• Thu. Jun 30th, 2022

Maker of $777,000 flying motorcycle prepares for IPO in Japan | Business

ByRandall B. Phelps

Apr 11, 2022
NEW DELHI: A former Merrill Lynch derivatives trader with a passion for Star Wars is preparing to go public with his flying motorcycle startup in Japan.
Tokyo-based ALI Technologies Inc. was founded by Shuhei Komatsu as a drone maker in 2016 before moving on to bigger plans, opening sales of its Xturismo Limited bike in October. The $777,000 one-person transporter can reach a top speed of 80 km/h (50 mph) and travel for up to 40 minutes per charge, according to the company. The bike has so far featured largely as a curiosity at public events such as a recent baseball game, but ALI President Daisuke Katano says it is attracting strong interest from of Middle Eastern countries.
“The need for these bikes will be higher in desert locations or other difficult terrain,” Katano said in an interview. “The vehicle will allow people to travel where the roads are bad and inaccessible to cars, as well as across bodies of water.”
The company has selected lead underwriters for an initial public offering on Tokyo’s mother market for startups in what will be the first such launch in the country. It is currently engaged in discussions with the Tokyo Stock Exchange, Katano said, declining to specify an estimated valuation or timeline for the offering.
Flying personal vehicles were part of science fiction for decades before Star Wars, which featured a famous racing scene with pods zooming near ground level. Electric air travel is now getting closer to reality as the first wave of designs from startups like Joby Aviation Inc. come of age and developers are reaching out to investors for funding. Billions of dollars poured into the sector in 2021, along with a staggering number of orders, mostly from commercial airlines. The next 18 months will be crucial for the fledgling industry as manufacturers conduct vital test flights and finalize plans for so-called vertiports and regulators consider how best to ensure safety.
The ALI bike is not intended to fly far through the air, mainly helping to traverse inhospitable terrain. It’s built like an enlarged drone with a traditional motorcycle seat and steering on top.
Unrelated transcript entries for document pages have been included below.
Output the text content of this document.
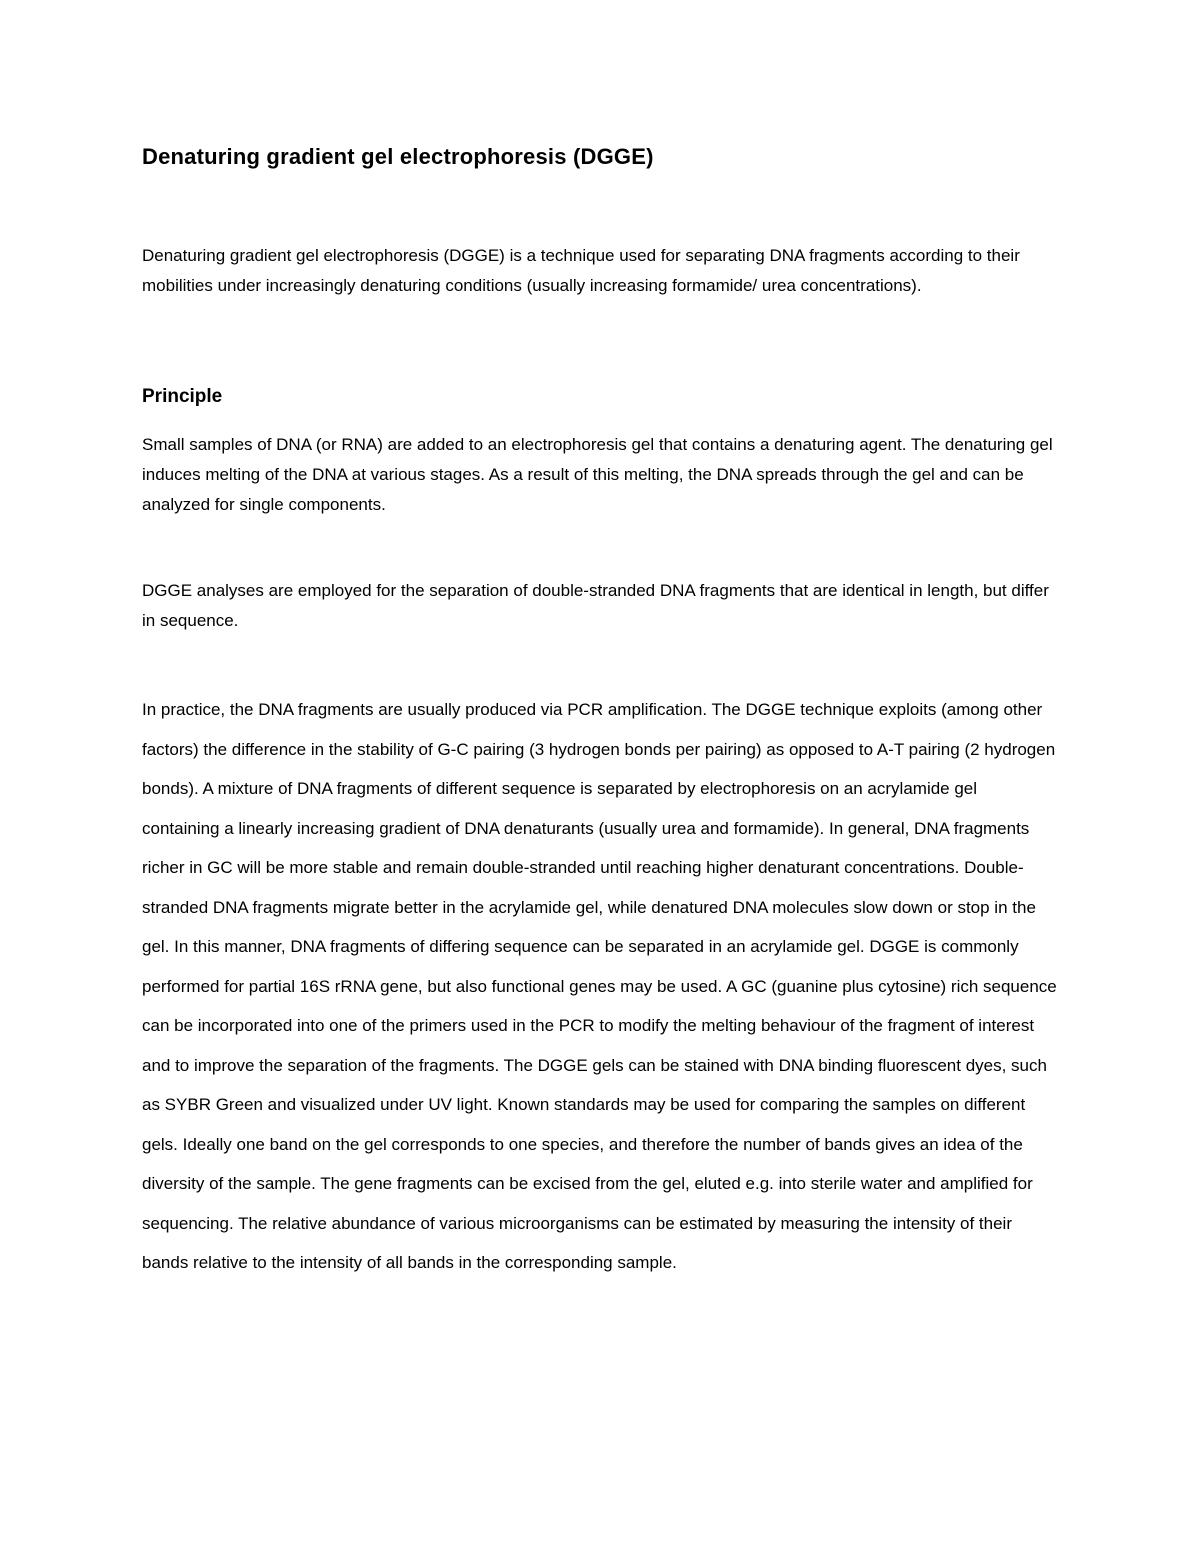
Denaturing gradient gel electrophoresis (DGGE)

Denaturing gradient gel electrophoresis (DGGE) is a technique used for separating DNA fragments according to their mobilities under increasingly denaturing conditions (usually increasing formamide/ urea concentrations).

Principle

Small samples of DNA (or RNA) are added to an electrophoresis gel that contains a denaturing agent. The denaturing gel induces melting of the DNA at various stages. As a result of this melting, the DNA spreads through the gel and can be analyzed for single components.

DGGE analyses are employed for the separation of double-stranded DNA fragments that are identical in length, but differ in sequence.

In practice, the DNA fragments are usually produced via PCR amplification. The DGGE technique exploits (among other factors) the difference in the stability of G-C pairing (3 hydrogen bonds per pairing) as opposed to A-T pairing (2 hydrogen bonds). A mixture of DNA fragments of different sequence is separated by electrophoresis on an acrylamide gel containing a linearly increasing gradient of DNA denaturants (usually urea and formamide). In general, DNA fragments richer in GC will be more stable and remain double-stranded until reaching higher denaturant concentrations. Double-stranded DNA fragments migrate better in the acrylamide gel, while denatured DNA molecules slow down or stop in the gel. In this manner, DNA fragments of differing sequence can be separated in an acrylamide gel. DGGE is commonly performed for partial 16S rRNA gene, but also functional genes may be used. A GC (guanine plus cytosine) rich sequence can be incorporated into one of the primers used in the PCR to modify the melting behaviour of the fragment of interest and to improve the separation of the fragments. The DGGE gels can be stained with DNA binding fluorescent dyes, such as SYBR Green and visualized under UV light. Known standards may be used for comparing the samples on different gels. Ideally one band on the gel corresponds to one species, and therefore the number of bands gives an idea of the diversity of the sample. The gene fragments can be excised from the gel, eluted e.g. into sterile water and amplified for sequencing. The relative abundance of various microorganisms can be estimated by measuring the intensity of their bands relative to the intensity of all bands in the corresponding sample.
Komatsu’s founder described his goal as achieving an “air mobility society,” where cars, bicycles and other vehicles can carry people through the skies.
ALI has attracted investment from several well-known Japanese companies, including Sega Sammy Holdings Inc., Nagoya Railroad Co., Nakanihon Air Service Co., Kyocera Corp. and Mitsubishi Electric Corp. Soccer star Keisuke Honda, who played for the national team at the 2018 World Cup, is also a backer. ALI’s drones were the first thing to attract investors, but the startup is also developing capabilities in artificial intelligence and blockchain technology, a Nagoya Railroad spokesperson said.
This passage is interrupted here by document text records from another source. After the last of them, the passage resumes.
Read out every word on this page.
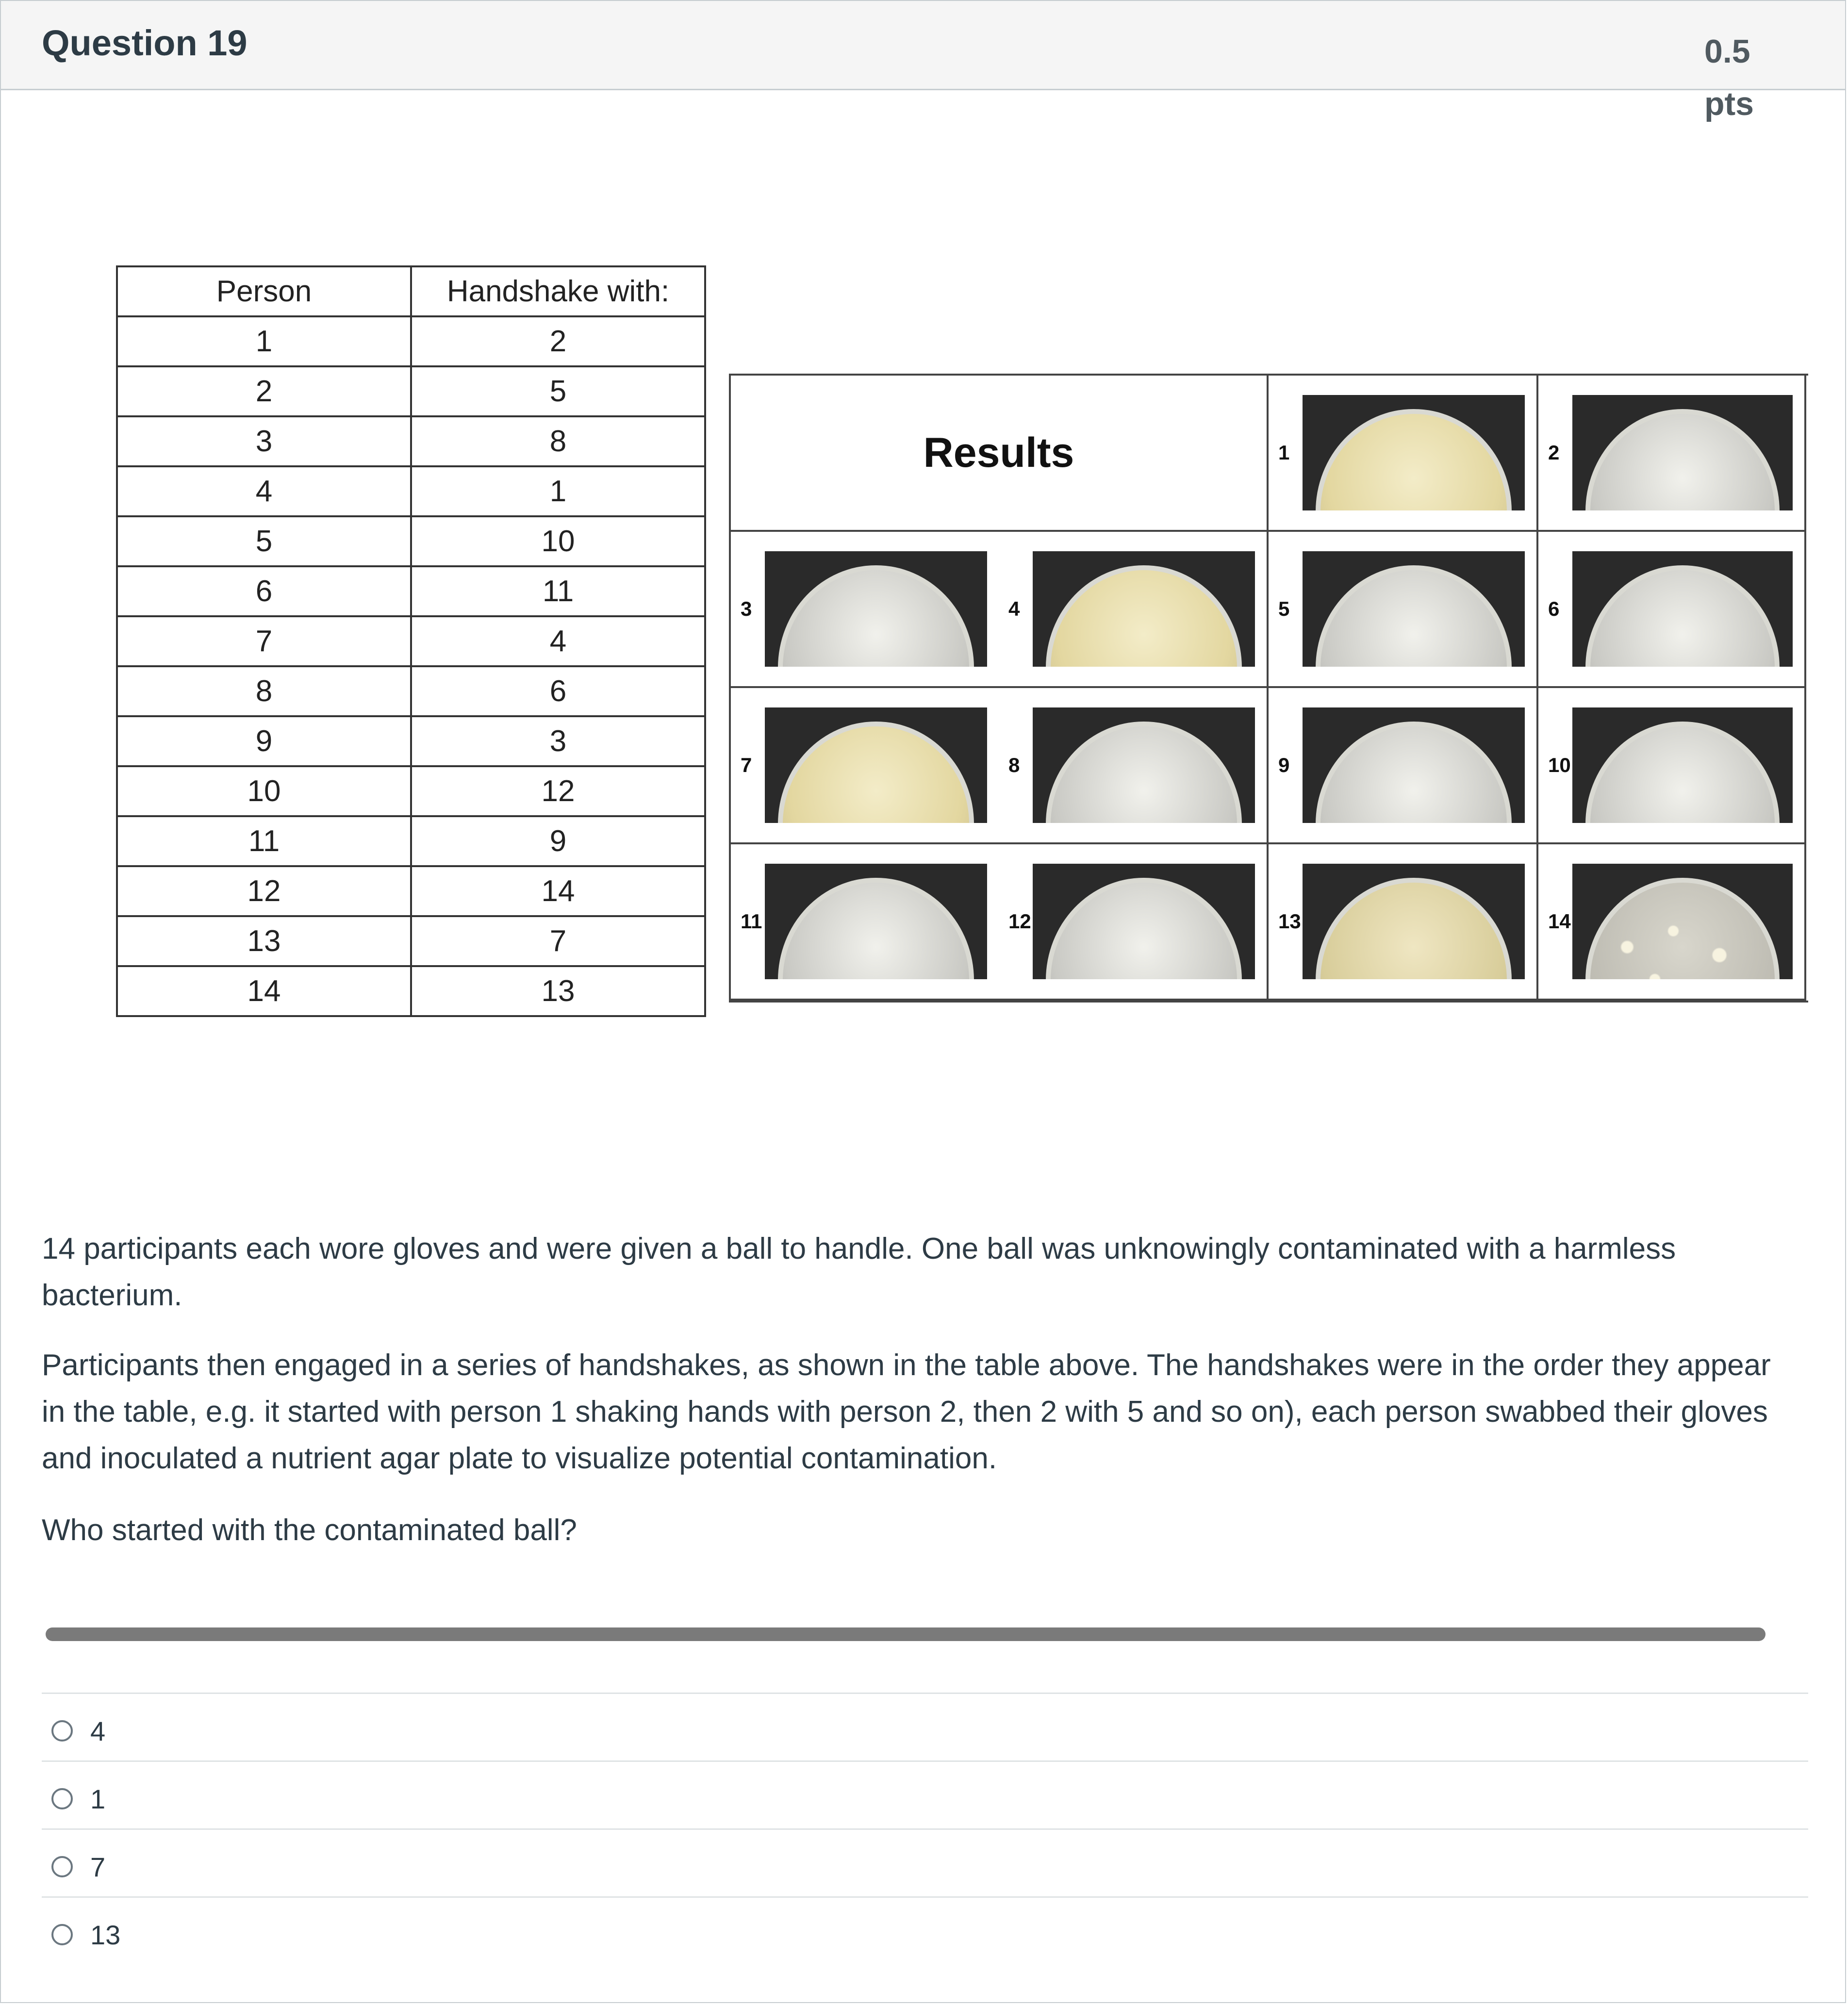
Question 19	0.5
pts
Person	Handshake with:
1	2
2	5
3	8
4	1
5	10
6	11
7	4
8	6
9	3
10	12
11	9
12	14
13	7
14	13
Results	1	2
3	4	5	6
7	8	9	10
11	12	13	14
14 participants each wore gloves and were given a ball to handle. One ball was unknowingly contaminated with a harmless bacterium.
Participants then engaged in a series of handshakes, as shown in the table above. The handshakes were in the order they appear in the table, e.g. it started with person 1 shaking hands with person 2, then 2 with 5 and so on), each person swabbed their gloves and inoculated a nutrient agar plate to visualize potential contamination.
Who started with the contaminated ball?
4
1
7
13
“There are growth expectations, so once products like these hit the headlines, the company’s shares could be repurchased, which would be boosted by retail investors,” said analyst Tomoichiro Kubota. market principal at Matsui Securities Co. “But the company is not yet at a level where people could talk about detailed earnings outlook, which makes it difficult to identify an appropriate valuation figure.
While a successful IPO will make ALI the only listed company in Japan specializing in next-generation air mobility, several peers are already trading on New York stock exchanges. This includes Joby, Archer Aviation Inc., Lilium NV and Vertical Aerospace Ltd.
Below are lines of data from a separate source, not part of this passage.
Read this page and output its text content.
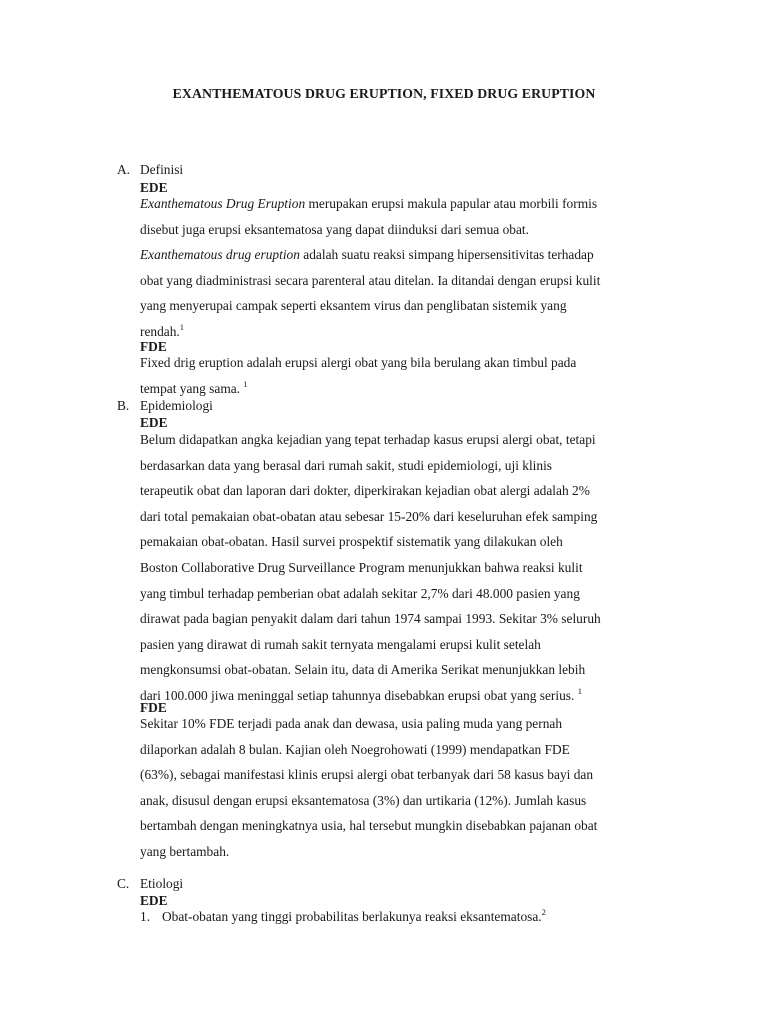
EXANTHEMATOUS DRUG ERUPTION, FIXED DRUG ERUPTION
A. Definisi
EDE
Exanthematous Drug Eruption merupakan erupsi makula papular atau morbili formis
disebut juga erupsi eksantematosa yang dapat diinduksi dari semua obat.
Exanthematous drug eruption adalah suatu reaksi simpang hipersensitivitas terhadap
obat yang diadministrasi secara parenteral atau ditelan. Ia ditandai dengan erupsi kulit
yang menyerupai campak seperti eksantem virus dan penglibatan sistemik yang
rendah.$^1$
FDE
Fixed drig eruption adalah erupsi alergi obat yang bila berulang akan timbul pada
tempat yang sama. $^1$
B. Epidemiologi
EDE
Belum didapatkan angka kejadian yang tepat terhadap kasus erupsi alergi obat, tetapi
berdasarkan data yang berasal dari rumah sakit, studi epidemiologi, uji klinis
terapeutik obat dan laporan dari dokter, diperkirakan kejadian obat alergi adalah 2%
dari total pemakaian obat-obatan atau sebesar 15-20% dari keseluruhan efek samping
pemakaian obat-obatan. Hasil survei prospektif sistematik yang dilakukan oleh
Boston Collaborative Drug Surveillance Program menunjukkan bahwa reaksi kulit
yang timbul terhadap pemberian obat adalah sekitar 2,7% dari 48.000 pasien yang
dirawat pada bagian penyakit dalam dari tahun 1974 sampai 1993. Sekitar 3% seluruh
pasien yang dirawat di rumah sakit ternyata mengalami erupsi kulit setelah
mengkonsumsi obat-obatan. Selain itu, data di Amerika Serikat menunjukkan lebih
dari 100.000 jiwa meninggal setiap tahunnya disebabkan erupsi obat yang serius. $^1$
FDE
Sekitar 10% FDE terjadi pada anak dan dewasa, usia paling muda yang pernah
dilaporkan adalah 8 bulan. Kajian oleh Noegrohowati (1999) mendapatkan FDE
(63%), sebagai manifestasi klinis erupsi alergi obat terbanyak dari 58 kasus bayi dan
anak, disusul dengan erupsi eksantematosa (3%) dan urtikaria (12%). Jumlah kasus
bertambah dengan meningkatnya usia, hal tersebut mungkin disebabkan pajanan obat
yang bertambah.
C. Etiologi
EDE
1. Obat-obatan yang tinggi probabilitas berlakunya reaksi eksantematosa.$^2$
Joby, which has a market capitalization of more than $3 billion, is set to bring to market what the industry calls eVTOLs, or electric vertical take-off and landing aircraft. These flying taxis are battery-powered and, according to the companies, intended to fly unmanned once regulations allow.
“Air mobility companies listed in the United States have fairly large market capitalizations,” Katano said. “If you consider our company to be of the same type, I think we can gain understanding from investors for a decent valuation.”
ALI will aim for a unicorn valuation — $1 billion or more — over the long term, Katano added. But the company has yet to decide how best to categorize its vehicle, which will depend on discussions with local regulators where the product is sold.
“We think our planes could be classified differently than existing planes,” Katano said. “It does not travel on the ground, but always flies closer to the ground and at low altitude.”